There is clear evidence to show that the recent high profile debate on climate change is beginning to have an effect on policy makers, corporations and our culture. Whether it be Marks and Spencer’s A Plan, the Draft Climate Change Bill, or the increasing social unacceptability of 4x4 in town there is definitely a feeling that the Green agenda is spreading is branches. On the other hand is the clear evidence that our energy consumption, far from reducing is actually rising, while ethical consumerism is on the rise it still makes up a minute part of the food market. Consumer hunger for air and road travel and government’s grovelling acquiescence is a clear counter point to all their voluntary industry codes on sustainable this and renewable that.

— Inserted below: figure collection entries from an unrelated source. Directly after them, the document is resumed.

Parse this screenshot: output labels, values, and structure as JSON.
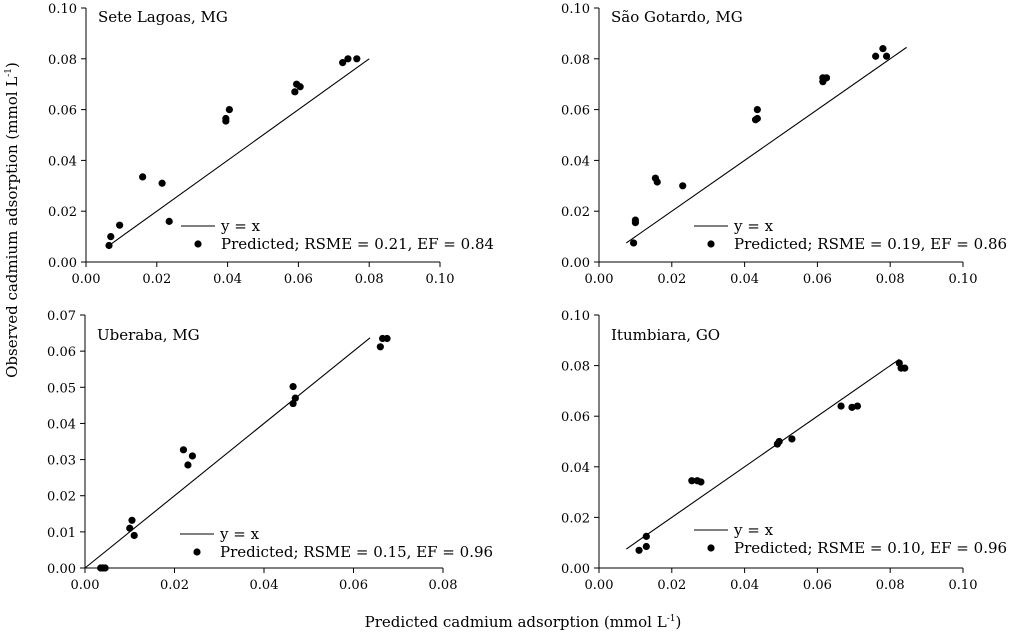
{
  "figure": {
    "ylabel": "Observed cadmium adsorption (mmol L",
    "xlabel": "Predicted cadmium adsorption (mmol L",
    "unit_sup": "-1",
    "unit_close": ")"
  },
  "chart_data": [
    {
      "type": "scatter",
      "title": "Sete Lagoas, MG",
      "xlim": [
        0,
        0.1
      ],
      "ylim": [
        0,
        0.1
      ],
      "xticks": [
        "0.00",
        "0.02",
        "0.04",
        "0.06",
        "0.08",
        "0.10"
      ],
      "yticks": [
        "0.00",
        "0.02",
        "0.04",
        "0.06",
        "0.08",
        "0.10"
      ],
      "line": {
        "label": "y = x",
        "x": [
          0.006,
          0.08
        ]
      },
      "series": [
        {
          "name": "Predicted; RSME = 0.21, EF = 0.84",
          "x": [
            0.0065,
            0.007,
            0.0095,
            0.016,
            0.0215,
            0.0235,
            0.0395,
            0.0395,
            0.0405,
            0.059,
            0.0595,
            0.0605,
            0.0725,
            0.074,
            0.0765
          ],
          "y": [
            0.0065,
            0.01,
            0.0145,
            0.0335,
            0.031,
            0.016,
            0.0555,
            0.0565,
            0.06,
            0.067,
            0.07,
            0.069,
            0.0785,
            0.08,
            0.08
          ]
        }
      ]
    },
    {
      "type": "scatter",
      "title": "São Gotardo, MG",
      "xlim": [
        0,
        0.1
      ],
      "ylim": [
        0,
        0.1
      ],
      "xticks": [
        "0.00",
        "0.02",
        "0.04",
        "0.06",
        "0.08",
        "0.10"
      ],
      "yticks": [
        "0.00",
        "0.02",
        "0.04",
        "0.06",
        "0.08",
        "0.10"
      ],
      "line": {
        "label": "y = x",
        "x": [
          0.0075,
          0.0845
        ]
      },
      "series": [
        {
          "name": "Predicted; RSME = 0.19, EF = 0.86",
          "x": [
            0.0095,
            0.01,
            0.01,
            0.0155,
            0.016,
            0.023,
            0.043,
            0.0435,
            0.0435,
            0.0615,
            0.0615,
            0.0625,
            0.076,
            0.078,
            0.079
          ],
          "y": [
            0.0075,
            0.0155,
            0.0165,
            0.033,
            0.0315,
            0.03,
            0.056,
            0.0565,
            0.06,
            0.071,
            0.0725,
            0.0725,
            0.081,
            0.084,
            0.081
          ]
        }
      ]
    },
    {
      "type": "scatter",
      "title": "Uberaba, MG",
      "xlim": [
        0,
        0.08
      ],
      "ylim": [
        0,
        0.07
      ],
      "xticks": [
        "0.00",
        "0.02",
        "0.04",
        "0.06",
        "0.08"
      ],
      "yticks": [
        "0.00",
        "0.01",
        "0.02",
        "0.03",
        "0.04",
        "0.05",
        "0.06",
        "0.07"
      ],
      "line": {
        "label": "y = x",
        "x": [
          0.0,
          0.0637
        ]
      },
      "series": [
        {
          "name": "Predicted; RSME = 0.15, EF = 0.96",
          "x": [
            0.0035,
            0.004,
            0.0045,
            0.01,
            0.0105,
            0.011,
            0.022,
            0.023,
            0.024,
            0.0465,
            0.0465,
            0.047,
            0.066,
            0.0665,
            0.0675
          ],
          "y": [
            0.0,
            0.0,
            0.0,
            0.011,
            0.0132,
            0.009,
            0.0327,
            0.0285,
            0.031,
            0.0502,
            0.0455,
            0.047,
            0.0612,
            0.0635,
            0.0635
          ]
        }
      ]
    },
    {
      "type": "scatter",
      "title": "Itumbiara, GO",
      "xlim": [
        0,
        0.1
      ],
      "ylim": [
        0,
        0.1
      ],
      "xticks": [
        "0.00",
        "0.02",
        "0.04",
        "0.06",
        "0.08",
        "0.10"
      ],
      "yticks": [
        "0.00",
        "0.02",
        "0.04",
        "0.06",
        "0.08",
        "0.10"
      ],
      "line": {
        "label": "y = x",
        "x": [
          0.0075,
          0.0825
        ]
      },
      "series": [
        {
          "name": "Predicted; RSME = 0.10, EF = 0.96",
          "x": [
            0.011,
            0.013,
            0.013,
            0.0255,
            0.027,
            0.028,
            0.049,
            0.0495,
            0.053,
            0.0665,
            0.0695,
            0.071,
            0.0825,
            0.083,
            0.084
          ],
          "y": [
            0.007,
            0.0085,
            0.0125,
            0.0345,
            0.0345,
            0.034,
            0.049,
            0.05,
            0.051,
            0.064,
            0.0635,
            0.064,
            0.081,
            0.079,
            0.079
          ]
        }
      ]
    }
  ]
}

Individual action and example is a superb start, but it does not replace the necessity to organise pressure both on corporation and government, and to work together to build alternatives to the energy heavy solutions of corporate Britian. The vast array of civil society organisations that bury away with less profile than say a Greenpeace or a Friends of the Earth are also where real change is being effected day after day, the social business networks, the organic allotment clubs, green gyms, housing associations, school pedestrian trains, car sharing schemes, these are providing low cost alternatives and collective solutions to a wide range of people. They are also crucially the bedrock that will ensure that when the media have moved onto the next hot subject that the ethical and green approach will continue.

Chris Goodall’s ‘How to live a low carbon life’ is a very useful practical guide to the cutting first 68% of our individual carbon footprint. It will be sometime before such a clear no nonsense book needs to be re-written - although hopefully Government grants for installing energy saving and generating improvements, the price of selling energy back to the local grid, and the cost of running ‘green’ transport will mean that the figures need to be updated.